Le raid israélien contre la flottille internationale à destination de Gaza, l’année dernière, était « excessif et déraisonnable », selon un rapport d’un comité de l’ONU, qui blâme aussi la Turquie et les organisateurs de l’expédition pour avoir contribué à la mort de neuf militants.
Le rapport longuement attendu du comité, publié vendredi en fin de journée, avait pour but d’améliorer les relations entre Israël et la Turquie, mais il a déjà provoqué une quasi-rupture des liens entre les deux pays à cause du refus d’Israël de s’excuser pour les morts à bord du navire Mavi Marmara.
Plus tôt dans la journée, la Turquie a expulsé l’ambassadeur israélien et suspendu sa coopération militaire avec Israël. L’ambassadeur devra quitter la Turquie d’ici mercredi.
Cette rupture des relations entre Israël et le pays qui était autrefois son plus important allié dans le monde musulman laisse présager un isolement accru de l’État hébreu dans la région.
La Turquie avait exigé des excuses du gouvernement israélien avant toute amélioration de ses relations avec ce pays. Mais Israël a affirmé que ses forces avaient agi en légitime défense et a refusé de présenter des excuses, exprimant seulement des « regrets » pour les victimes du raid.

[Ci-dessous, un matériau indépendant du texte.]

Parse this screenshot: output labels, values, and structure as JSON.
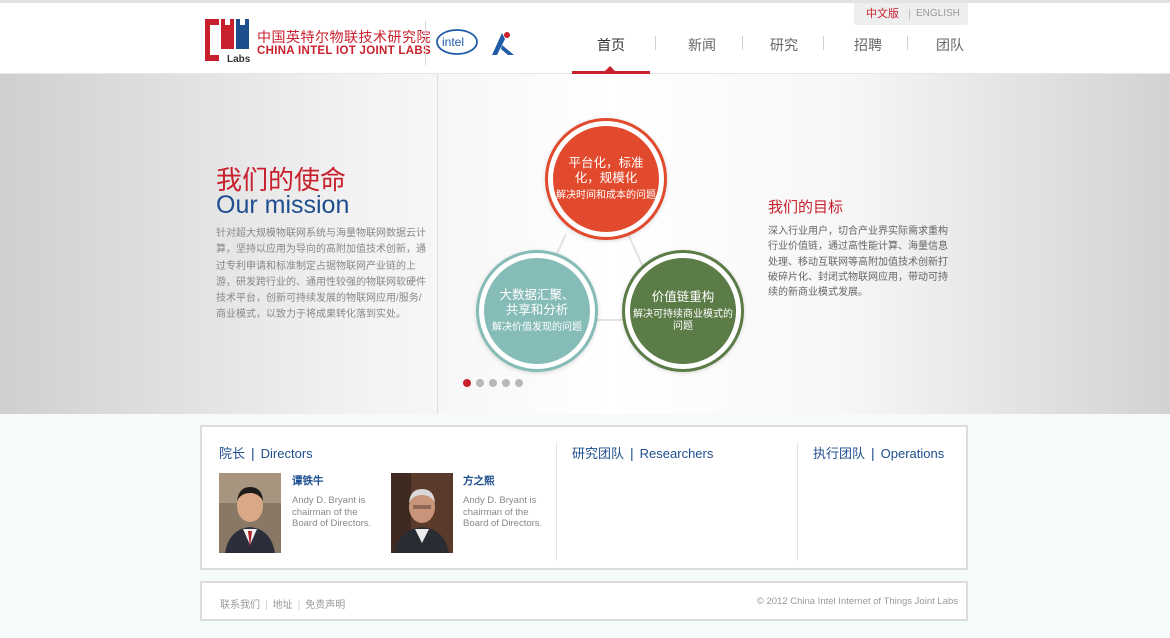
{
  "header": {
    "logo_text": "Labs",
    "org_name_cn": "中国英特尔物联技术研究院",
    "org_name_en": "CHINA INTEL IOT JOINT LABS",
    "intel_logo_text": "intel",
    "languages": {
      "cn": "中文版",
      "separator": "|",
      "en": "ENGLISH",
      "active": "中文版"
    },
    "nav": [
      {
        "label": "首页",
        "active": true
      },
      {
        "label": "新闻",
        "active": false
      },
      {
        "label": "研究",
        "active": false
      },
      {
        "label": "招聘",
        "active": false
      },
      {
        "label": "团队",
        "active": false
      }
    ]
  },
  "banner": {
    "mission_title_cn": "我们的使命",
    "mission_title_en": "Our mission",
    "mission_text": "针对超大规模物联网系统与海量物联网数据云计算，坚持以应用为导向的高附加值技术创新，通过专利申请和标准制定占据物联网产业链的上游，研发跨行业的、通用性较强的物联网软硬件技术平台，创新可持续发展的物联网应用/服务/商业模式，以致力于将成果转化落到实处。",
    "circles": {
      "top": {
        "title": "平台化，标准化，规模化",
        "subtitle": "解决时间和成本的问题",
        "color": "#e14a2d"
      },
      "left": {
        "title": "大数据汇聚、共享和分析",
        "subtitle": "解决价值发现的问题",
        "color": "#86bcb8"
      },
      "right": {
        "title": "价值链重构",
        "subtitle": "解决可持续商业模式的问题",
        "color": "#5b7b47"
      }
    },
    "slider": {
      "count": 5,
      "active": 1
    },
    "goal_title": "我们的目标",
    "goal_text": "深入行业用户，切合产业界实际需求重构行业价值链，通过高性能计算、海量信息处理、移动互联网等高附加值技术创新打破碎片化、封闭式物联网应用，带动可持续的新商业模式发展。"
  },
  "team": {
    "directors": {
      "cn": "院长",
      "en": "Directors",
      "people": [
        {
          "name": "谭铁牛",
          "desc": "Andy D. Bryant is chairman of the Board of Directors."
        },
        {
          "name": "方之熙",
          "desc": "Andy D. Bryant is chairman of the Board of Directors."
        }
      ]
    },
    "researchers": {
      "cn": "研究团队",
      "en": "Researchers"
    },
    "operations": {
      "cn": "执行团队",
      "en": "Operations"
    },
    "separator": "|"
  },
  "footer": {
    "links": [
      "联系我们",
      "地址",
      "免责声明"
    ],
    "separator": "|",
    "copyright": "© 2012 China Intel Internet of Things Joint Labs"
  },
  "colors": {
    "brand_red": "#c8202d",
    "brand_blue": "#1f4e8f",
    "circle_red": "#e14a2d",
    "circle_teal": "#86bcb8",
    "circle_green": "#5b7b47"
  }
}
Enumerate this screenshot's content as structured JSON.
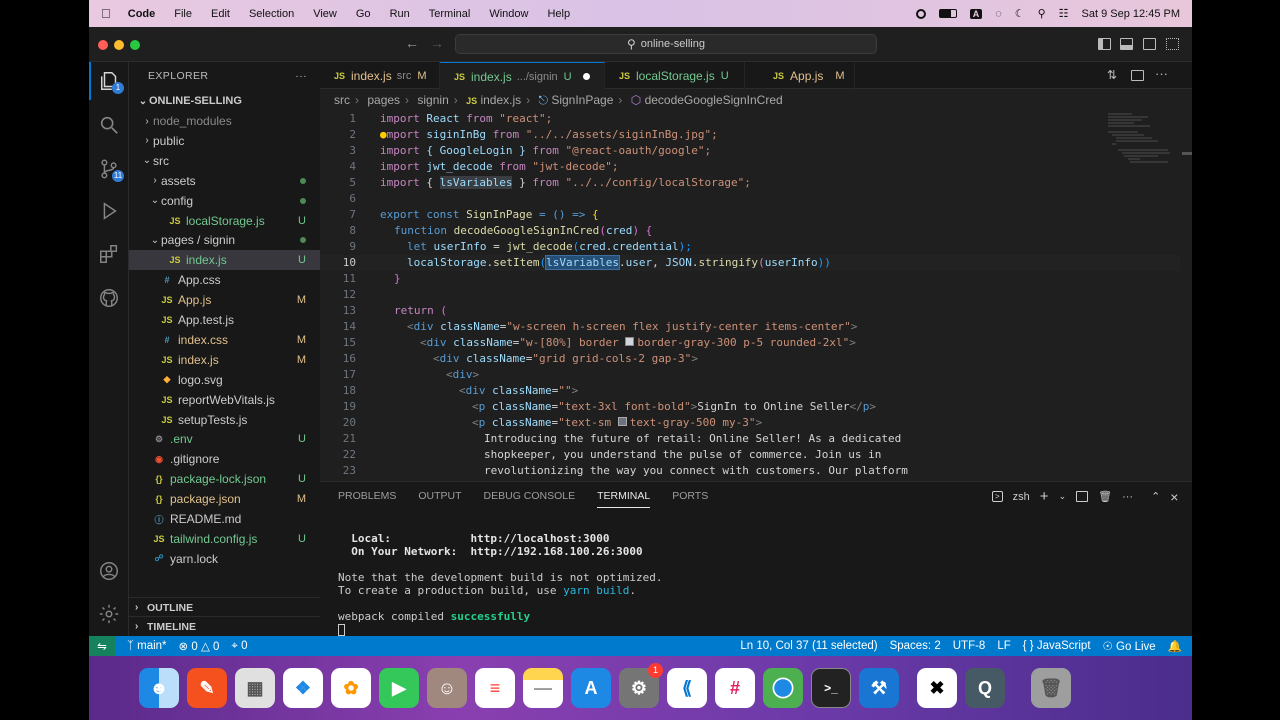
{
  "menubar": {
    "app": "Code",
    "items": [
      "File",
      "Edit",
      "Selection",
      "View",
      "Go",
      "Run",
      "Terminal",
      "Window",
      "Help"
    ],
    "datetime": "Sat 9 Sep  12:45 PM",
    "input_source": "A"
  },
  "window": {
    "search": "online-selling"
  },
  "activity": {
    "source_control_badge": "11",
    "account_badge": "1"
  },
  "explorer": {
    "title": "EXPLORER",
    "project": "ONLINE-SELLING",
    "rows": [
      {
        "label": "node_modules",
        "type": "folder",
        "depth": 1,
        "collapsed": true,
        "status": "",
        "muted": true
      },
      {
        "label": "public",
        "type": "folder",
        "depth": 1,
        "collapsed": true,
        "status": ""
      },
      {
        "label": "src",
        "type": "folder",
        "depth": 1,
        "collapsed": false,
        "status": ""
      },
      {
        "label": "assets",
        "type": "folder",
        "depth": 2,
        "collapsed": true,
        "status": "dot"
      },
      {
        "label": "config",
        "type": "folder",
        "depth": 2,
        "collapsed": false,
        "status": "dot"
      },
      {
        "label": "localStorage.js",
        "type": "js",
        "depth": 3,
        "status": "U"
      },
      {
        "label": "pages / signin",
        "type": "folder",
        "depth": 2,
        "collapsed": false,
        "status": "dot"
      },
      {
        "label": "index.js",
        "type": "js",
        "depth": 3,
        "status": "U",
        "selected": true
      },
      {
        "label": "App.css",
        "type": "css",
        "depth": 2,
        "status": ""
      },
      {
        "label": "App.js",
        "type": "js",
        "depth": 2,
        "status": "M"
      },
      {
        "label": "App.test.js",
        "type": "js",
        "depth": 2,
        "status": ""
      },
      {
        "label": "index.css",
        "type": "css",
        "depth": 2,
        "status": "M"
      },
      {
        "label": "index.js",
        "type": "js",
        "depth": 2,
        "status": "M"
      },
      {
        "label": "logo.svg",
        "type": "svg",
        "depth": 2,
        "status": ""
      },
      {
        "label": "reportWebVitals.js",
        "type": "js",
        "depth": 2,
        "status": ""
      },
      {
        "label": "setupTests.js",
        "type": "js",
        "depth": 2,
        "status": ""
      },
      {
        "label": ".env",
        "type": "env",
        "depth": 1,
        "status": "U"
      },
      {
        "label": ".gitignore",
        "type": "git",
        "depth": 1,
        "status": ""
      },
      {
        "label": "package-lock.json",
        "type": "json",
        "depth": 1,
        "status": "U"
      },
      {
        "label": "package.json",
        "type": "json",
        "depth": 1,
        "status": "M"
      },
      {
        "label": "README.md",
        "type": "md",
        "depth": 1,
        "status": ""
      },
      {
        "label": "tailwind.config.js",
        "type": "js",
        "depth": 1,
        "status": "U"
      },
      {
        "label": "yarn.lock",
        "type": "yarn",
        "depth": 1,
        "status": ""
      }
    ],
    "outline": "OUTLINE",
    "timeline": "TIMELINE"
  },
  "tabs": [
    {
      "name": "index.js",
      "sub": "src",
      "mark": "M",
      "active": false
    },
    {
      "name": "index.js",
      "sub": ".../signin",
      "mark": "U",
      "active": true,
      "dirty": true
    },
    {
      "name": "localStorage.js",
      "sub": "",
      "mark": "U",
      "active": false
    },
    {
      "name": "App.js",
      "sub": "",
      "mark": "M",
      "active": false
    }
  ],
  "breadcrumbs": [
    "src",
    "pages",
    "signin",
    "index.js",
    "SignInPage",
    "decodeGoogleSignInCred"
  ],
  "code": {
    "current_line": 10,
    "lines": [
      "1",
      "2",
      "3",
      "4",
      "5",
      "6",
      "7",
      "8",
      "9",
      "10",
      "11",
      "12",
      "13",
      "14",
      "15",
      "16",
      "17",
      "18",
      "19",
      "20",
      "21",
      "22",
      "23"
    ],
    "text": {
      "l1": [
        "import",
        " React ",
        "from",
        " \"react\";"
      ],
      "l2": [
        "mport",
        " siginInBg ",
        "from",
        " \"../../assets/siginInBg.jpg\";"
      ],
      "l3": [
        "import",
        " { GoogleLogin } ",
        "from",
        " \"@react-oauth/google\";"
      ],
      "l4": [
        "import",
        " jwt_decode ",
        "from",
        " \"jwt-decode\";"
      ],
      "l5": [
        "import",
        " { ",
        "lsVariables",
        " } ",
        "from",
        " \"../../config/localStorage\";"
      ],
      "l7": [
        "export const",
        " SignInPage",
        " = () => ",
        "{"
      ],
      "l8": [
        "function",
        " decodeGoogleSignInCred",
        "(",
        "cred",
        ") {"
      ],
      "l9": [
        "let",
        " userInfo",
        " = ",
        "jwt_decode",
        "(",
        "cred",
        ".",
        "credential",
        ");"
      ],
      "l10": [
        "localStorage",
        ".",
        "setItem",
        "(",
        "lsVariables",
        ".",
        "user",
        ", ",
        "JSON",
        ".",
        "stringify",
        "(",
        "userInfo",
        "))"
      ],
      "l11": [
        "}"
      ],
      "l13": [
        "return ",
        "("
      ],
      "l14": [
        "<",
        "div",
        " className",
        "=",
        "\"w-screen h-screen flex justify-center items-center\"",
        ">"
      ],
      "l15": [
        "<",
        "div",
        " className",
        "=",
        "\"w-[80%] border ",
        "border-gray-300 p-5 rounded-2xl\"",
        ">"
      ],
      "l16": [
        "<",
        "div",
        " className",
        "=",
        "\"grid grid-cols-2 gap-3\"",
        ">"
      ],
      "l17": [
        "<",
        "div",
        ">"
      ],
      "l18": [
        "<",
        "div",
        " className",
        "=",
        "\"\"",
        ">"
      ],
      "l19": [
        "<",
        "p",
        " className",
        "=",
        "\"text-3xl font-bold\"",
        ">",
        "SignIn to Online Seller",
        "</",
        "p",
        ">"
      ],
      "l20": [
        "<",
        "p",
        " className",
        "=",
        "\"text-sm ",
        "text-gray-500 my-3\"",
        ">"
      ],
      "l21": [
        "Introducing the future of retail: Online Seller! As a dedicated"
      ],
      "l22": [
        "shopkeeper, you understand the pulse of commerce. Join us in"
      ],
      "l23": [
        "revolutionizing the way you connect with customers. Our platform"
      ]
    }
  },
  "panel": {
    "tabs": [
      "PROBLEMS",
      "OUTPUT",
      "DEBUG CONSOLE",
      "TERMINAL",
      "PORTS"
    ],
    "active": "TERMINAL",
    "shell": "zsh",
    "term": {
      "local_label": "  Local:",
      "local_url": "http://localhost:3000",
      "net_label": "  On Your Network:",
      "net_url": "http://192.168.100.26:3000",
      "note1": "Note that the development build is not optimized.",
      "note2a": "To create a production build, use ",
      "note2b": "yarn build",
      "note2c": ".",
      "compiled_a": "webpack compiled ",
      "compiled_b": "successfully"
    }
  },
  "status": {
    "branch": "main*",
    "errors": "0",
    "warnings": "0",
    "ports": "0",
    "position": "Ln 10, Col 37 (11 selected)",
    "spaces": "Spaces: 2",
    "encoding": "UTF-8",
    "eol": "LF",
    "language": "JavaScript",
    "golive": "Go Live"
  },
  "dock": {
    "apps": [
      "Finder",
      "Pixelmator",
      "Launchpad",
      "Safari",
      "Photos",
      "FaceTime",
      "Contacts",
      "Reminders",
      "Notes",
      "App Store",
      "System Settings",
      "VS Code",
      "Slack",
      "Chrome",
      "Terminal",
      "Xcode",
      "CapCut",
      "QuickTime",
      "Trash"
    ],
    "settings_badge": "1"
  }
}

Le rapport de l’ONU n’exige pas d’excuses d’Israël, mais recommande que l’État hébreu exprime ses regrets et indemnise les proches des victimes.
Le document de 105 pages affirme que le blocus imposé par Israël à la bande de Gaza est légal en tant que « mesure de sécurité légitime » afin d’éviter le trafic d’armes, mais ajoute que la mort des neufs militants est « inacceptable ».
« Les événements du 31 mai 2010 n’auraient jamais dû avoir lieu de cette façon, et des efforts énergiques devraient être faits pour éviter la répétition de tels incidents dans l’avenir », dit le rapport.
Le document critique Israël pour ne pas avoir averti clairement les militants que les navires seraient arraisonnés, et pour ne pas avoir d’abord utilisé des « options non violentes ».
Le rapport recommande qu’Israël dédommage les blessés et les proches des victimes par l’entremise d’un fonds en fidéicommis administré par les deux gouvernements.
Mais le comité estime aussi que les organisateurs de la flottille ont « agi de façon imprudente dans une tentative de forcer le blocus naval ». Même si la majorité des participants n’avaient pas d’intentions violentes, « il existe de sérieuses questions quant à la conduite, à la nature réelle et aux objectifs des organisateurs de la flottille ».
Le gouvernement turc aurait dû en faire plus pour prévenir les participants de la flottille des risques potentiels et les dissuader d’y participer, ajoute le comité.
La Turquie était autrefois le plus proche allié d’Israël dans la région. Le gouvernement turc a joué un rôle de médiateur dans plusieurs rondes de négociations indirectes entre Israël et la Syrie en 2008, mais les discussions n’ont permis aucune avancée significative et ont été suspendues après l’offensive militaire israélienne dans la bande de Gaza l’année suivante.
Les relations entre les deux pays se sont dégradées pendant les années suivantes, et se sont brutalement détériorées après le raid israélien contre la flottille. L’expulsion de l’ambassadeur israélien est le plus grave signe de la dégradation des relations entre les deux pays.
Si ce conflit s’arrête à la Turquie, « ce sera un miracle », a estimé Alon Liel, ancien ambassadeur d’Israël en Turquie. « Il y a beaucoup de pression interne en Égypte, et la Turquie pourrait se servir de son influence dans le monde arabe et musulman pour inciter d’autres pays à suivre son exemple. »
La décision de la Turquie accroît l’isolement d’Israël dans la région à un moment délicat. Israël fait face à des difficultés dans ses relations avec un autre allié régional de longue date, l’Égypte, où le dictateur Hosni Moubarak a été contraint à la démission plus tôt cette année après des jours de manifestations populaires, et où plusieurs appellent maintenant à la révocation de l’accord de paix entre les deux pays. Le mois dernier, l’Égypte a menacé de retirer son ambassadeur en Israël après une fusillade à la frontière entre les deux pays qui a tué cinq soldats égyptiens.
La dégradation des relations avec la Turquie survient également au moment où Israël tente de rallier des soutiens internationaux contre la volonté des Palestiniens de faire reconnaître leur État par l’ONU plus tard en septembre.